Beans! You can add seasonings to them to make them less bland, although I find plain beans pretty delicious. 

I like to drain and rinse a tin of chickpeas and then eat it with some lemon juice and pepper or something. For the sake of intestinal comfort, I definitely recommend working your way up to whole-tin-sized portions.


----------



## melissa75 (Feb 16, 2010)

carrots
apples
grapes
almonds
dried fruit mix


----------



## rctriplefresh5 (Aug 24, 2009)

Doc Rice said:


> Every morning I eat oatmeal. Oatmeal is great because it's filling and cheap. A large container costs like 2 bucks and will last the entire week, if not longer. And you can do a lot to oatmeal, like slicing up bananas and putting them in, sprinkling cinnamon on it, etc.
> 
> I am looking for something like this to eat in the afternoon. Something cheap and tasty, but healthy. Any ideas?


fiberone bars are very tasty. i really like the mocha ones. they are about 3.00 a box of 6. idk how filling they are but i like to eat more than most.

kelloggs frosted little bites chocolate is the best cereal ive ever tasted..its around 3-4 dolalrs a box,and loaded with fiber. ican eat a whole box at once cause im addicted to this cereal and ihavent bought any in a while(wow strong addiction jsuit kidding) but its pretty good and healthy or a snack


----------



## Flame Sixtyone (Aug 27, 2009)

Dictionary said:


> Lol that's not filling....but tasty :clap :clap


 Popcorn has a lot of fiber in it, plus it always fills me up


----------



## xJagox (Jun 25, 2010)

I'm not sure about which foods fill up the most, it might be different for everybody, but I do agree about oatmeal for sure.
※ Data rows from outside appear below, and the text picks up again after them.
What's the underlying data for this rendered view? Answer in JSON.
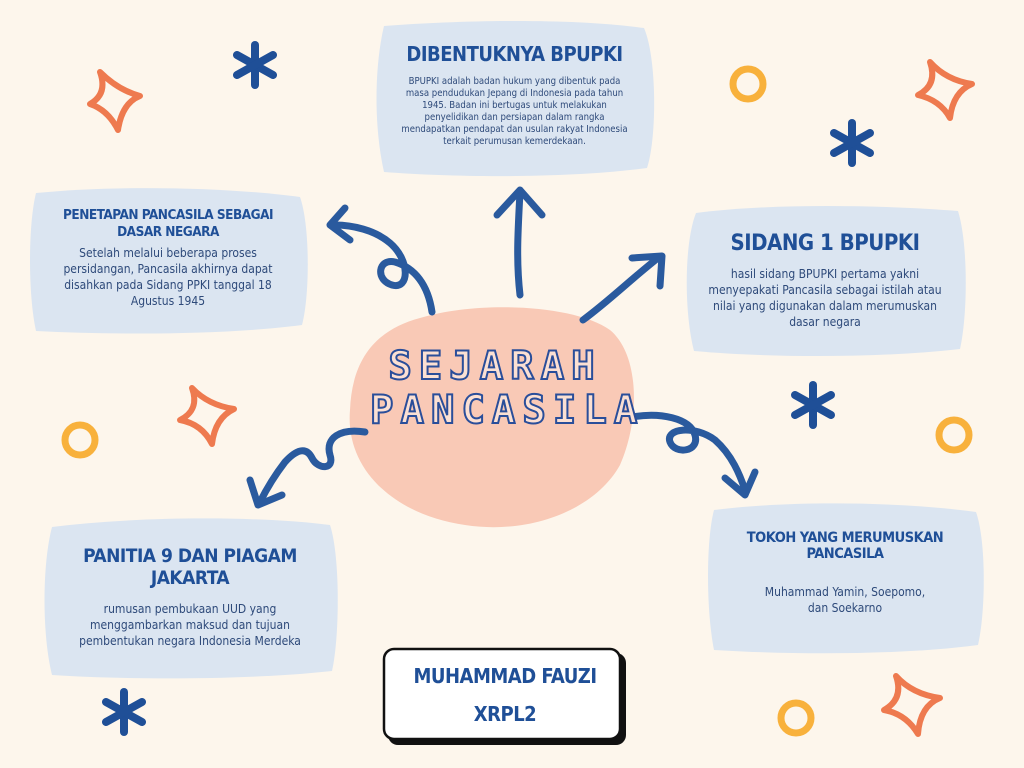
{
  "center": {
    "line1": "SEJARAH",
    "line2": "PANCASILA"
  },
  "nodes": {
    "bpupki": {
      "title": "DIBENTUKNYA BPUPKI",
      "text": "BPUPKI adalah badan hukum yang dibentuk pada masa pendudukan Jepang di Indonesia pada tahun 1945. Badan ini bertugas untuk melakukan penyelidikan dan persiapan dalam rangka mendapatkan pendapat dan usulan rakyat Indonesia terkait perumusan kemerdekaan."
    },
    "sidang1": {
      "title": "SIDANG 1 BPUPKI",
      "text": "hasil sidang BPUPKI pertama yakni menyepakati Pancasila sebagai istilah atau nilai yang digunakan dalam merumuskan dasar negara"
    },
    "penetapan": {
      "title": "PENETAPAN PANCASILA SEBAGAI DASAR NEGARA",
      "text": "Setelah melalui beberapa proses persidangan, Pancasila akhirnya dapat disahkan pada Sidang PPKI tanggal 18 Agustus 1945"
    },
    "panitia9": {
      "title": "PANITIA 9 DAN PIAGAM JAKARTA",
      "text": "rumusan pembukaan UUD yang menggambarkan maksud dan tujuan pembentukan negara Indonesia Merdeka"
    },
    "tokoh": {
      "title": "TOKOH YANG MERUMUSKAN PANCASILA",
      "text": "Muhammad Yamin, Soepomo, dan Soekarno"
    }
  },
  "author": {
    "name": "MUHAMMAD FAUZI",
    "class": "XRPL2"
  },
  "colors": {
    "background": "#fdf6ec",
    "box": "#dbe5f1",
    "center_blob": "#f9c9b6",
    "arrow": "#2a5a9e",
    "title": "#1f4f97",
    "sparkle": "#ee7a4f",
    "ring": "#f8b13c",
    "asterisk": "#1f4f97"
  },
  "icons": [
    "curly-arrow-icon",
    "sparkle-icon",
    "asterisk-icon",
    "ring-icon"
  ]
}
Chef Boryadee is also nice IMO and not that many calories. I also think the TV dinner meals, like Michelina's or Gourmet or great, along with stuff like Ramen/Nissin Chow Mein noodles. This stuff is cheap and it's what I've been living off basically, not sure how healthy it is though...but definitely low in calorie count. 

Another trick I have been doing to keep my weight down is to drink about a 16-20 ounce size bottle of water before every meal. If you can, drink it cold as well....since it's cold it will make your body use more energy to regulate the temperature when it's in your body. Drink it while you're microwaving your meal or whenever.


----------



## Welchsboy (Dec 8, 2003)

I think you can consider a food healthy if it has complex carbs, essential fats, and is generally minimally processed...with that in mind I usually stick to the foods listed the most and I've seen good results personally.

Almonds keep you filled up pretty nicely, especially if you drink a good amount of water after. They nutritionally dense too...more nutrition for the buck. 

Try buying a ton of lean ground beef...it looks expensive at first but eating a pure ground beef pattie fills up your stomach for quite a while...contrary to what you might think, the fat in beef is a lot healthier than the junk food most people eat, it has lots of essential nutrients and is a good source to get CLA and natural creatine which helps with muscle-building.

I also like the wheat and bran squares sold in the cereal isle...wheat bran is filled with nutrients and antioxidants, as well as fiber. A big bowl with milk is cheap and pretty healthy.

Peanut butter is basically one of my staple foods...fills you up quickly, mix it with some cottage cheese and you get a nice balanced snack.

Finally...if you can stand the taste, try buying some pure dark chocolate (> 70% cacao), it's actually quite high in fiber and eating a half-bar of chocolate plus peanut butter fills me up quite nicely.


----------